Due to the recent onramp surrounding blockchain gaming recently, companies should also keep an eye for new trends like the metaverse and the advancement of high-value digital assets that exist only virtually, such as cryptocurrency and non-fungible tokens. The Blockchain market size is projected to grow from $4.9 billion in 2021 to $67.4 billion by 2026. In order to grab a share of this recently new market, gaming companies will have to divulge their triple-A game-making skills as well as their IP onto this model. Also for those who have the power and money a quicker way to get to this market first could be by acquiring existing companies, which makes perfect sense since M&A deals are at an all-time high.

Ad Networks Are Also Expanding

It is not only large game studios that are making moves, but ad networks have joined in on the trend. Many ad tech firms have successfully branched out into mobile gaming, and this trend is expected to continue.

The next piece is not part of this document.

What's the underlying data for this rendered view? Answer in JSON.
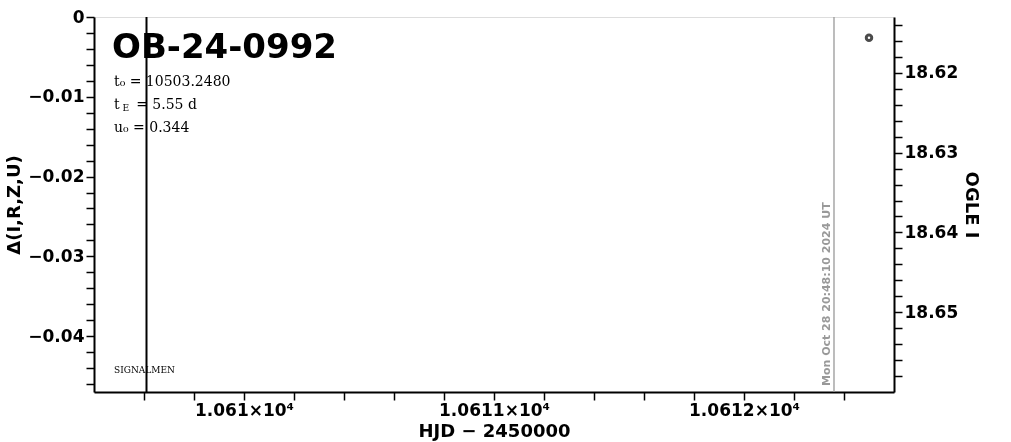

Gaming divisions can be viewed as a revenue generator for an ad-tech firm, implying that it will be adequately resourced and that its performance will be directly tied to new revenue streams.

In the absence of mobile advertising identifiers like the IDFA, another factor driving ad networks’ consolidation strategies is the competitive advantage that proprietary ad serving infrastructure will provide in portfolio strategy, yield management, and user engagement optimization. Without that kind of third-party data, first-party data becomes much more important.

Furthermore, to serve all the needs of developer clients, ad networks should develop their full suite of products, solving all sorts of client pain points. Building a full-stack solution through UA, monetization, creatives, mediation, and in some cases even attribution will help to target and retain more valuable users and drive down operating costs.

Lastly, if ad networks are able to help developers in more aspects of their life cycle, they will inevitably generate more revenue. Offering multiple solutions and diversifying your revenue is a key driver for stock price outlook and projected future growth. Companies such as AppLovin, Unity, and Digital Turbine are already publicly traded companies, and Vungle is getting ready for their IPO, so more acquisitions may be in their future before leading up to the IPO.


The pandemic-fueled gaming market, a heated investment environment, and major studios attempting to raise their UA in a post-IDFA reality are the main underlying elements driving most of 2021 consolidation efforts.

To stay competitive in a new privacy-centric world, game developers and ad networks have expanded their portfolios to include gaming and mediation. Any strategy that helps a corporation get a competitive edge by bringing in more legitimately collected data that does not need to be acquired elsewhere or shared with others is always a good one.

Ad networks are adding gaming studios, mediation platforms, and even MMP’s to diversify their portfolio and deliver more solutions to clients. This also offers the opportunity to acquire first-party data in a post IDFA world. All of this in turn drives revenue and stock prices up.